Dans l’arène politique camerounaise, où passions et fidélités brouillent souvent le regard critique, les prises de parole de l’homme politique Elimbi Lobè ne laissent jamais indifférent. Pour certains, elles ne seraient que bavardages destinés à amuser la galerie. Pour d’autres, elles relèvent d’un acharnement presque obsessionnel contre le professeur Maurice Kamto, figure centrale du Mouvement pour la Renaissance du Cameroun (MRC). Mais si l’on gratte le vernis des invectives et des rancunes supposées, il reste l’essentiel : une analyse rationnelle et singulièrement lucide de la vie politique nationale. Car Elimbi Lobè, qu’on le veuille ou non, ne parle pas en profane. Son expérience sur la scène politique est longue, jalonnée d’engagements, de ruptures et de combats. On peut railler son style, jugé parfois brutal, mais on ne peut nier que son regard porte une vérité dérangeante : le MRC, et avec lui Maurice Kamto, ne sont pas exempts des contradictions et des fragilités qui traversent tout mouvement politique.
Là où certains voient un « homme d’État », Elimbi rappelle que la politique est aussi une école de compromis, de réalités, et que le charisme seul ne suffit pas à construire l’alternance. Certes, beaucoup ont voulu réduire sa sortie récente à une attaque personnelle, un règlement de comptes mal dissimulé. Mais au fond, il pose une question centrale : la démission de Kamto, si elle fut un geste de dignité, fut-elle aussi une lucidité face aux compromis que réclame toute action politique ? Là réside le débat qu’Elimbi ose ouvrir, quitte à s’attirer les foudres des fidèles. Son franc-parler choque, mais il met à nu des contradictions qu’une ferveur partisane préfère ignorer. Ceux qui l’accusent de jalousie ou d’obsession oublient qu’en démocratie, le questionnement critique est une respiration vitale. Elimbi Lobè, avec sa verve parfois corrosive, ne fait peut-être que rappeler que le culte des personnalités ne saurait remplacer la profondeur des idées. En cela, il éclaire une faiblesse de la scène politique camerounaise : trop de passions, pas assez de débats.

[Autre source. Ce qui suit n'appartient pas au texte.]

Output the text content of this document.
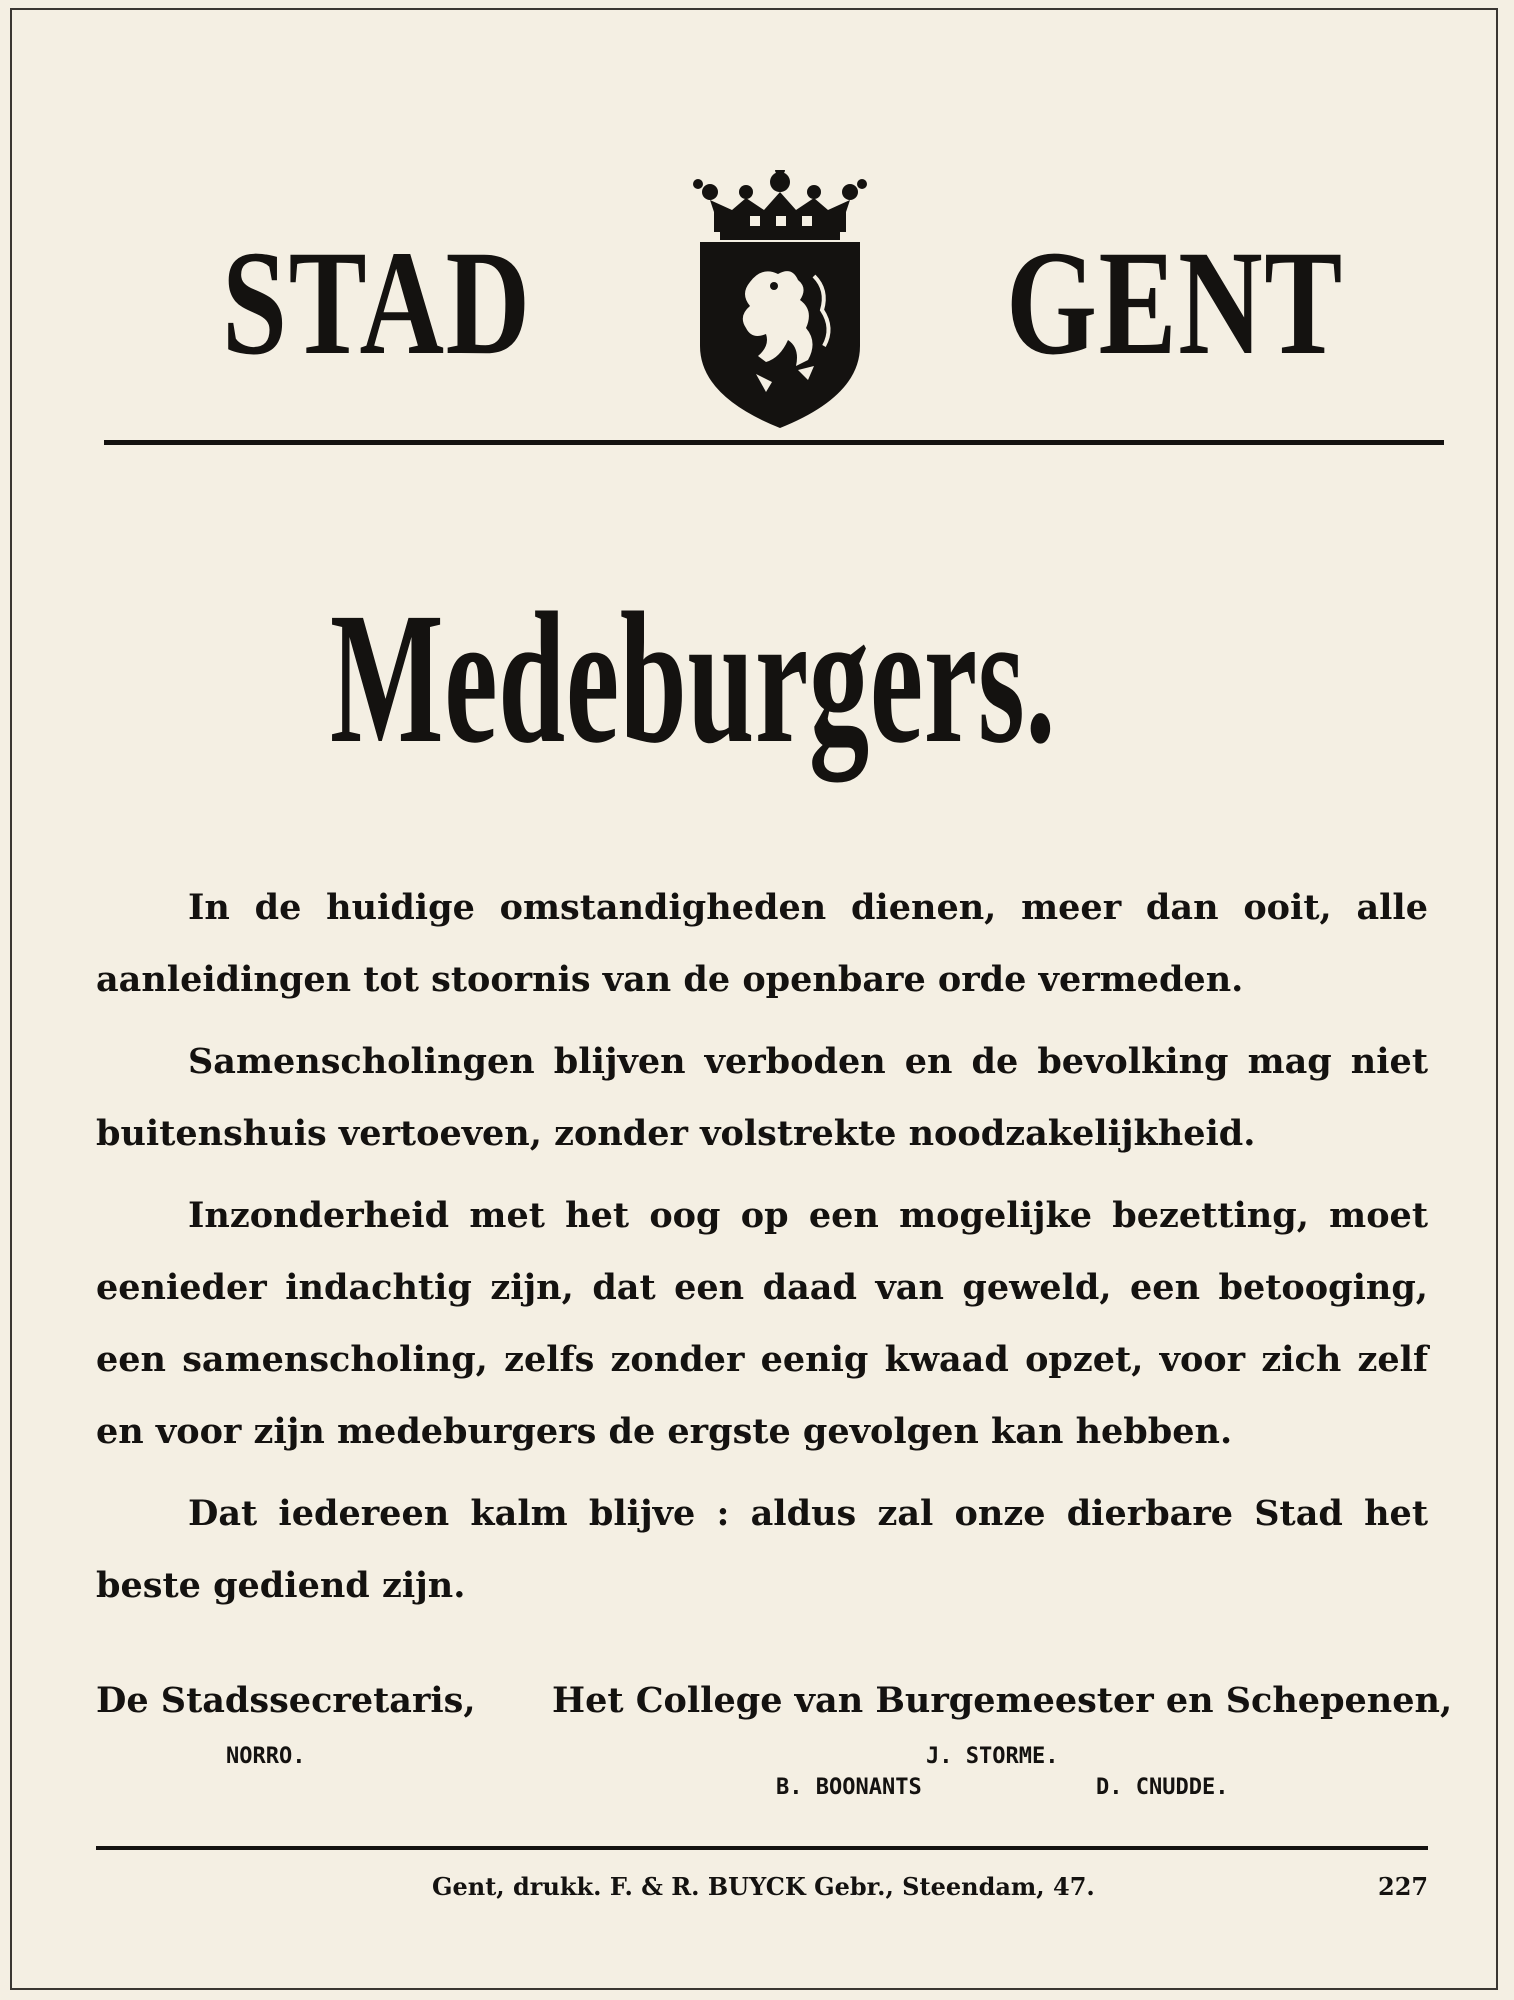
STAD	GENT
Medeburgers.

In de huidige omstandigheden dienen, meer dan ooit, alle aanleidingen tot stoornis van de openbare orde vermeden.

Samenscholingen blijven verboden en de bevolking mag niet buitenshuis vertoeven, zonder volstrekte noodzakelijkheid.

Inzonderheid met het oog op een mogelijke bezetting, moet eenieder indachtig zijn, dat een daad van geweld, een betooging, een samenscholing, zelfs zonder eenig kwaad opzet, voor zich zelf en voor zijn medeburgers de ergste gevolgen kan hebben.

Dat iedereen kalm blijve : aldus zal onze dierbare Stad het beste gediend zijn.

De Stadssecretaris,
NORRO.
Het College van Burgemeester en Schepenen,
J. STORME.
B. BOONANTS	D. CNUDDE.
Gent, drukk. F. & R. BUYCK Gebr., Steendam, 47.	227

Au fond, ses propos disent moins la petitesse d’un « politicien de micro » que l’exigence d’un homme qui, depuis des décennies, fréquente les coulisses du pouvoir et en connaît les fissures. Il ne s’agit pas de sanctifier ses mots ni de les approuver dans leur forme, mais de reconnaître qu’ils traduisent une inquiétude réelle : celle de voir la ferveur autour de Kamto s’enfermer dans une mythologie, plutôt que de se traduire en stratégies concrètes pour l’avenir du Cameroun. Il est facile de rejeter Elimbi Lobè comme un « lugubre personnage ». Mais il serait plus sage de lire derrière ses excès la lueur d’une vérité : en politique, nul n’est intouchable. Et à ce titre, sa critique de Maurice Kamto, qu’on l’approuve ou non, demeure une analyse rationnelle qu’aucun démocrate ne devrait balayer d’un revers de main.